Even if no other member modifies a cache entry prior to the local near cache entry being updated (and subsequently read), the purpose of reading a cache entry is to do something with the result, usually either displaying for consumption by a human, or by updating the entry based on the current state of the entry. In the former case, it’s clear that if the data is updated faster than a human can perceive, then there is no problem (and in many cases this can be relaxed even further). For the latter case, the application must assume that the value might potentially be updated before it has a chance to update it. This almost aways the case with read-only caches, and the solution is the traditional optimistic transaction pattern, which requires the application to explicitly state what assumptions it made about the old value of the cache entry. If the application doesn’t want to bother stating those assumptions, it is free to lock the cache entry prior to reading it, ensuring that no other threads will mutate the entry, a pessimistic approach.

The optimistic approach relies on what is sometimes called a “fuzzy read”. In other words, the application assumes that the read should be correct, but it also acknowledges that it might not be. (I use the qualifier “sometimes” because in some writings, “fuzzy read” indicates the situation where the application actually sees an original value and then later sees an updated value within the same transaction — however, both definitions are roughly equivalent from an application design perspective). If the read is not correct it is called a “stale read”. Going back to the definition of concurrency, it may seem difficult to precisely define a stale read, but the practical way of detecting a stale read is that is will cause the encompassing transaction to roll back if it tries to update that value.
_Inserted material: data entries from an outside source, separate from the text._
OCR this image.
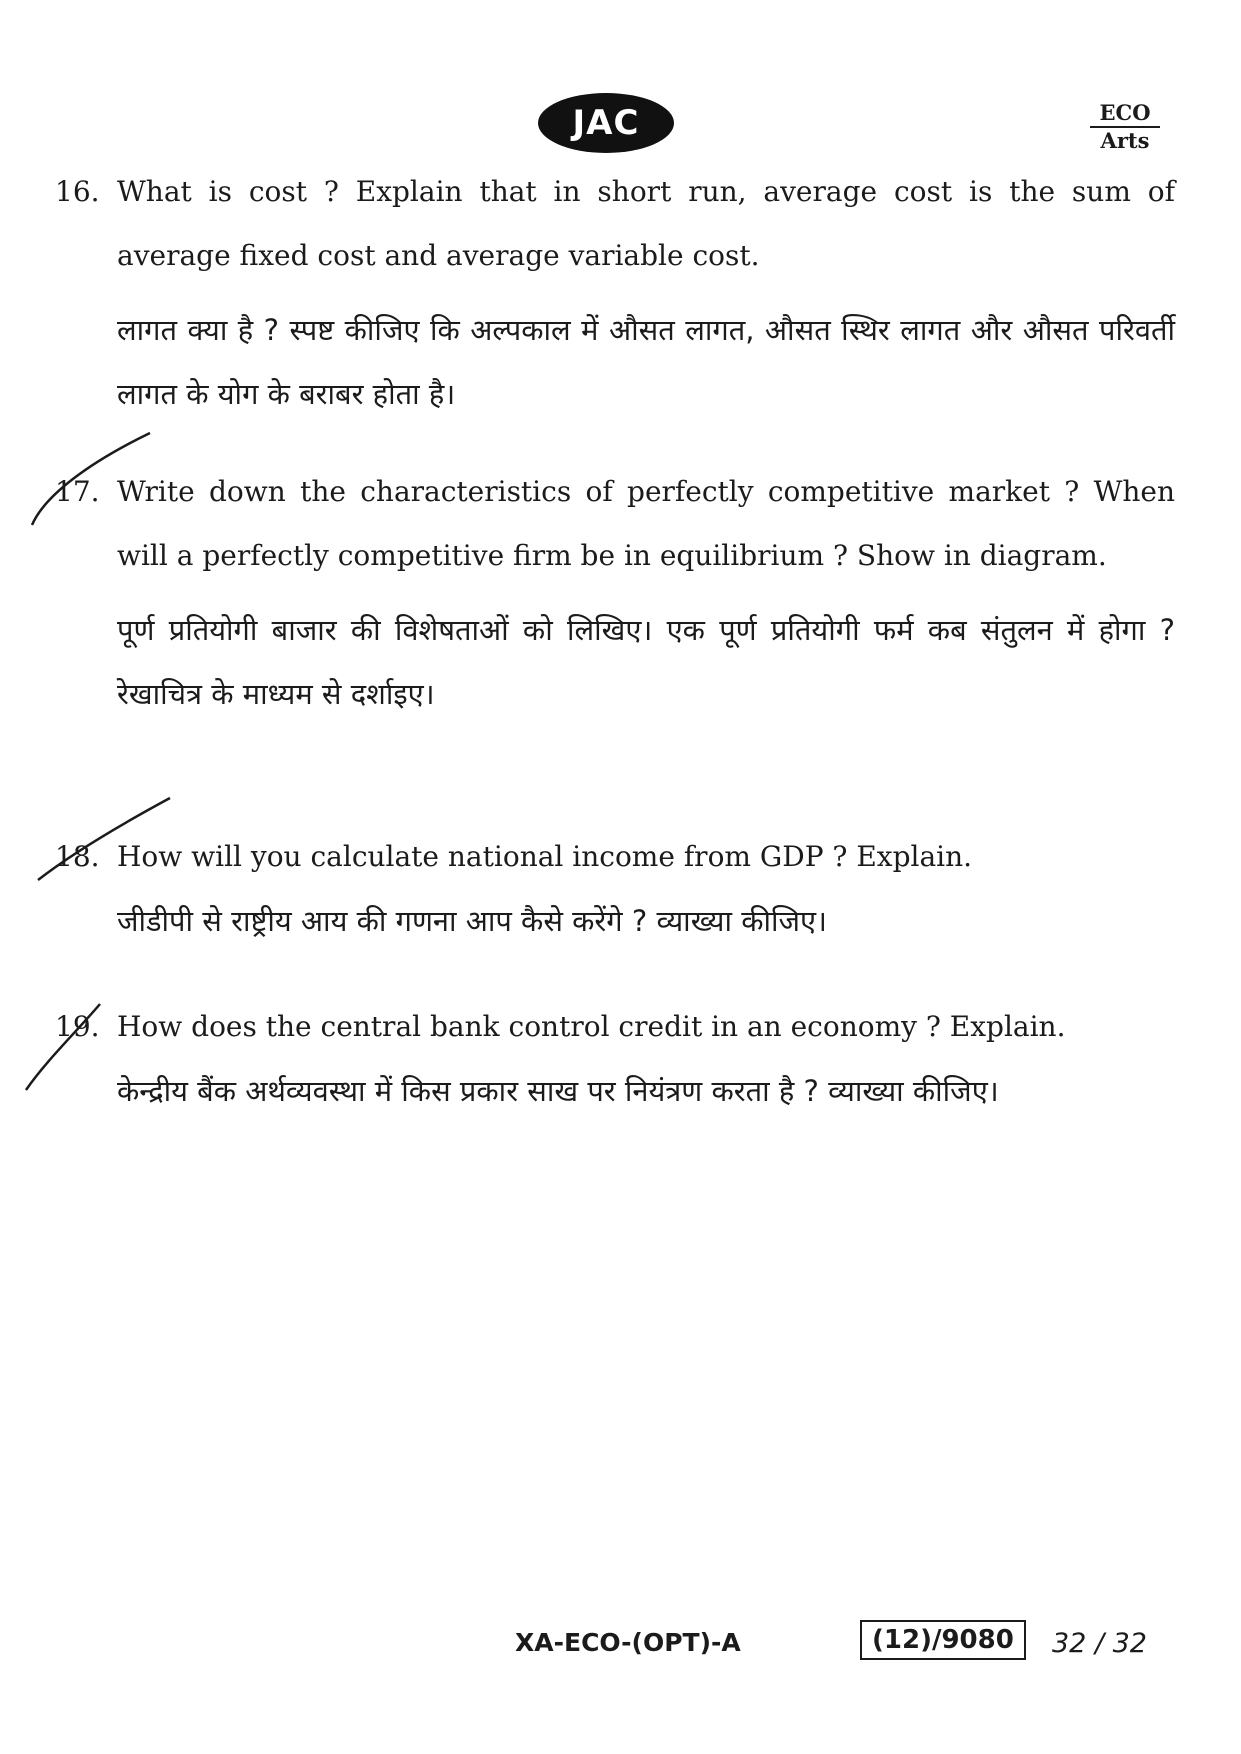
JAC	ECO
Arts
16. What is cost ? Explain that in short run, average cost is the sum of average fixed cost and average variable cost.
लागत क्या है ? स्पष्ट कीजिए कि अल्पकाल में औसत लागत, औसत स्थिर लागत और औसत परिवर्ती लागत के योग के बराबर होता है।
17. Write down the characteristics of perfectly competitive market ? When will a perfectly competitive firm be in equilibrium ? Show in diagram.
पूर्ण प्रतियोगी बाजार की विशेषताओं को लिखिए। एक पूर्ण प्रतियोगी फर्म कब संतुलन में होगा ? रेखाचित्र के माध्यम से दर्शाइए।
18. How will you calculate national income from GDP ? Explain.
जीडीपी से राष्ट्रीय आय की गणना आप कैसे करेंगे ? व्याख्या कीजिए।
19. How does the central bank control credit in an economy ? Explain.
केन्द्रीय बैंक अर्थव्यवस्था में किस प्रकार साख पर नियंत्रण करता है ? व्याख्या कीजिए।
XA-ECO-(OPT)-A	(12)/9080	32 / 32
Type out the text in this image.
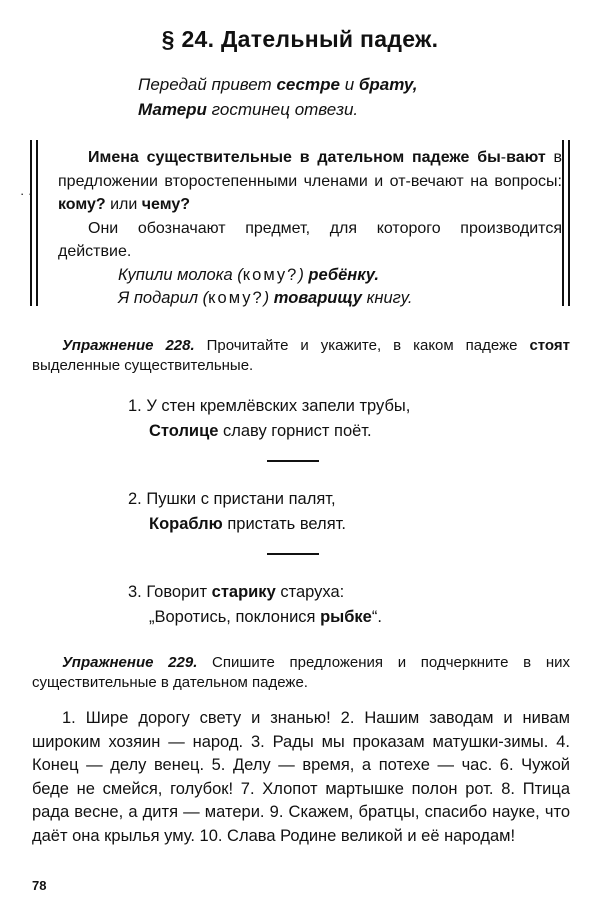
§ 24. Дательный падеж.
Передай привет сестре и брату,
Матери гостинец отвези.
· ·

Имена существительные в дательном падеже бы-вают в предложении второстепенными членами и от-вечают на вопросы: кому? или чему?

Они обозначают предмет, для которого производится действие.

Купили молока (кому?) ребёнку.

Я подарил (кому?) товарищу книгу.

Упражнение 228. Прочитайте и укажите, в каком падеже стоят выделенные существительные.
1. У стен кремлёвских запели трубы,
Столице славу горнист поёт.
2. Пушки с пристани палят,
Кораблю пристать велят.
3. Говорит старику старуха:
„Воротись, поклонися рыбке“.
Упражнение 229. Спишите предложения и подчеркните в них существительные в дательном падеже.
1. Шире дорогу свету и знанью! 2. Нашим заводам и нивам широким хозяин — народ. 3. Рады мы проказам матушки-зимы. 4. Конец — делу венец. 5. Делу — время, а потехе — час. 6. Чужой беде не смейся, голубок! 7. Хлопот мартышке полон рот. 8. Птица рада весне, а дитя — матери. 9. Скажем, братцы, спасибо науке, что даёт она крылья уму. 10. Слава Родине великой и её народам!
78
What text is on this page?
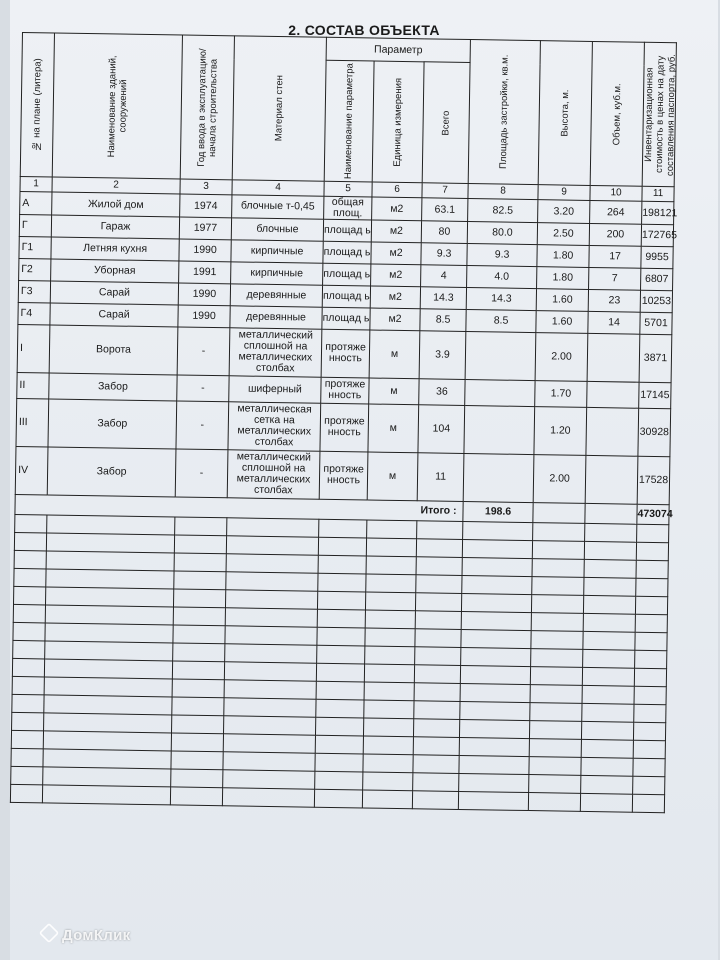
2. СОСТАВ ОБЪЕКТА
№ на плане (литера)	Наименование зданий, сооружений	Год ввода в эксплуатацию/начала строительства	Материал стен	Параметр			Площадь застройки, кв.м.	Высота, м.	Объем, куб.м.	Инвентаризационная стоимость в ценах на дату составления паспорта, руб.

				Наименование параметра	Единица измерения	Всего				

1	2	3	4	5	6	7	8	9	10	11
А	Жилой дом	1974	блочные т-0,45	общая площ.	м2	63.1	82.5	3.20	264	198121
Г	Гараж	1977	блочные	площад ь	м2	80	80.0	2.50	200	172765
Г1	Летняя кухня	1990	кирпичные	площад ь	м2	9.3	9.3	1.80	17	9955
Г2	Уборная	1991	кирпичные	площад ь	м2	4	4.0	1.80	7	6807
Г3	Сарай	1990	деревянные	площад ь	м2	14.3	14.3	1.60	23	10253
Г4	Сарай	1990	деревянные	площад ь	м2	8.5	8.5	1.60	14	5701
I	Ворота	-	металлический сплошной на металлических столбах	протяже нность	м	3.9		2.00		3871
II	Забор	-	шиферный	протяже нность	м	36		1.70		17145
III	Забор	-	металлическая сетка на металлических столбах	протяже нность	м	104		1.20		30928
IV	Забор	-	металлический сплошной на металлических столбах	протяже нность	м	11		2.00		17528
Итого :							198.6			473074

ДомКлик
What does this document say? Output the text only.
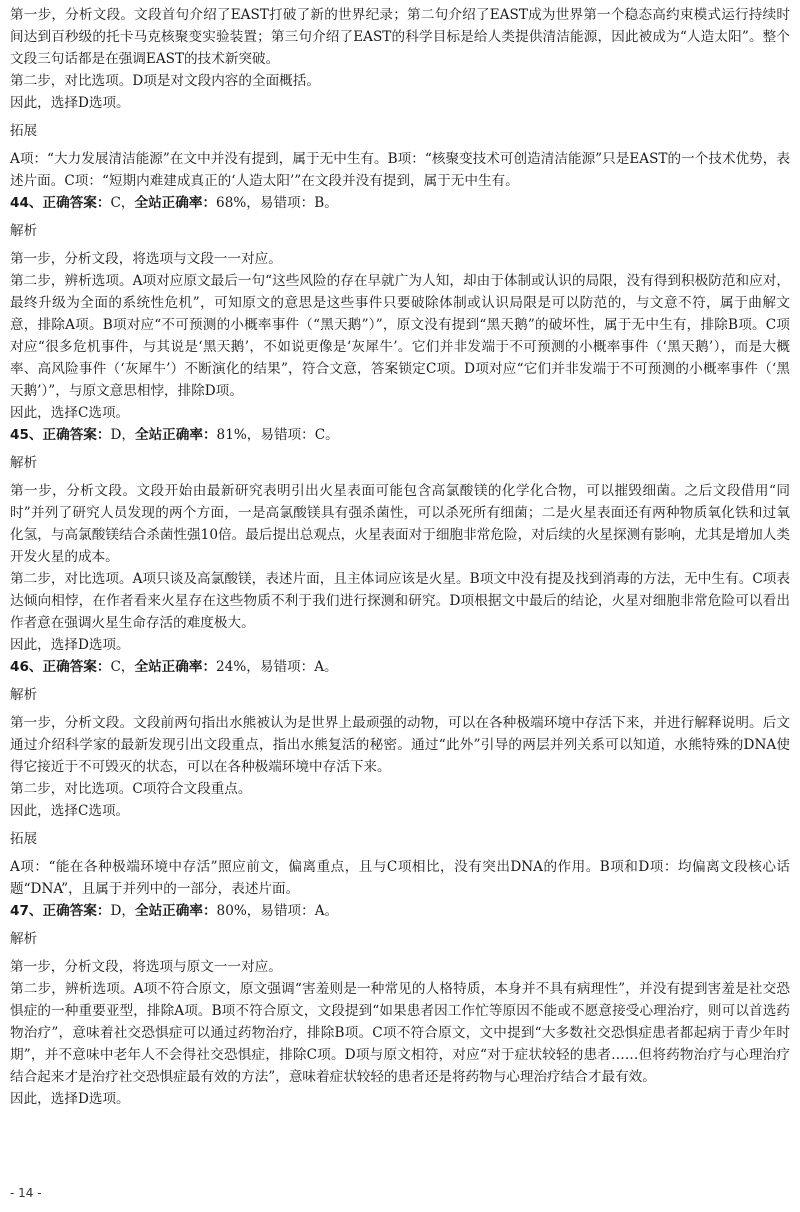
第一步，分析文段。文段首句介绍了EAST打破了新的世界纪录；第二句介绍了EAST成为世界第一个稳态高约束模式运行持续时间达到百秒级的托卡马克核聚变实验装置；第三句介绍了EAST的科学目标是给人类提供清洁能源，因此被成为“人造太阳”。整个文段三句话都是在强调EAST的技术新突破。

第二步，对比选项。D项是对文段内容的全面概括。

因此，选择D选项。

拓展

A项：“大力发展清洁能源”在文中并没有提到，属于无中生有。B项：“核聚变技术可创造清洁能源”只是EAST的一个技术优势，表述片面。C项：“短期内难建成真正的‘人造太阳’”在文段并没有提到，属于无中生有。

44、正确答案：C，全站正确率：68%，易错项：B。

解析

第一步，分析文段，将选项与文段一一对应。

第二步，辨析选项。A项对应原文最后一句“这些风险的存在早就广为人知，却由于体制或认识的局限，没有得到积极防范和应对，最终升级为全面的系统性危机”，可知原文的意思是这些事件只要破除体制或认识局限是可以防范的，与文意不符，属于曲解文意，排除A项。B项对应“不可预测的小概率事件（“黑天鹅”）”，原文没有提到“黑天鹅”的破坏性，属于无中生有，排除B项。C项对应“很多危机事件，与其说是‘黑天鹅’，不如说更像是‘灰犀牛’。它们并非发端于不可预测的小概率事件（‘黑天鹅’），而是大概率、高风险事件（‘灰犀牛’）不断演化的结果”，符合文意，答案锁定C项。D项对应“它们并非发端于不可预测的小概率事件（‘黑天鹅’）”，与原文意思相悖，排除D项。

因此，选择C选项。

45、正确答案：D，全站正确率：81%，易错项：C。

解析

第一步，分析文段。文段开始由最新研究表明引出火星表面可能包含高氯酸镁的化学化合物，可以摧毁细菌。之后文段借用“同时”并列了研究人员发现的两个方面，一是高氯酸镁具有强杀菌性，可以杀死所有细菌；二是火星表面还有两种物质氧化铁和过氧化氢，与高氯酸镁结合杀菌性强10倍。最后提出总观点，火星表面对于细胞非常危险，对后续的火星探测有影响，尤其是增加人类开发火星的成本。

第二步，对比选项。A项只谈及高氯酸镁，表述片面，且主体词应该是火星。B项文中没有提及找到消毒的方法，无中生有。C项表达倾向相悖，在作者看来火星存在这些物质不利于我们进行探测和研究。D项根据文中最后的结论，火星对细胞非常危险可以看出作者意在强调火星生命存活的难度极大。

因此，选择D选项。

46、正确答案：C，全站正确率：24%，易错项：A。

解析

第一步，分析文段。文段前两句指出水熊被认为是世界上最顽强的动物，可以在各种极端环境中存活下来，并进行解释说明。后文通过介绍科学家的最新发现引出文段重点，指出水熊复活的秘密。通过“此外”引导的两层并列关系可以知道，水熊特殊的DNA使得它接近于不可毁灭的状态，可以在各种极端环境中存活下来。

第二步，对比选项。C项符合文段重点。

因此，选择C选项。

拓展

A项：“能在各种极端环境中存活”照应前文，偏离重点，且与C项相比，没有突出DNA的作用。B项和D项：均偏离文段核心话题“DNA”，且属于并列中的一部分，表述片面。

47、正确答案：D，全站正确率：80%，易错项：A。

解析

第一步，分析文段，将选项与原文一一对应。

第二步，辨析选项。A项不符合原文，原文强调“害羞则是一种常见的人格特质，本身并不具有病理性”，并没有提到害羞是社交恐惧症的一种重要亚型，排除A项。B项不符合原文，文段提到“如果患者因工作忙等原因不能或不愿意接受心理治疗，则可以首选药物治疗”，意味着社交恐惧症可以通过药物治疗，排除B项。C项不符合原文，文中提到“大多数社交恐惧症患者都起病于青少年时期”，并不意味中老年人不会得社交恐惧症，排除C项。D项与原文相符，对应“对于症状较轻的患者……但将药物治疗与心理治疗结合起来才是治疗社交恐惧症最有效的方法”，意味着症状较轻的患者还是将药物与心理治疗结合才最有效。

因此，选择D选项。

- 14 -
The pessimistic approach relies on a “coherent read”, a guarantee that the value returned is not only the same as the primary copy of that value, but also that it will remain that way. In most cases this can be used interchangeably with “repeatable read” (though that term has additional implications when used in the context of a database system).

In none of cases above is it possible for the application to perform a “dirty read”. A dirty read occurs when the application reads a piece of data that was never committed. In practice the only way this can occur is with multi-phase updates such as transactions, where a value may be temporarily update but then withdrawn when a transaction is rolled back. If another thread sees that value prior to the rollback, it is a dirty read. If an application uses optimistic transactions, dirty reads will merely result in a lack of forward progress (this is actually one of the main risks of dirty reads — they can be chained and potentially cause cascading rollbacks).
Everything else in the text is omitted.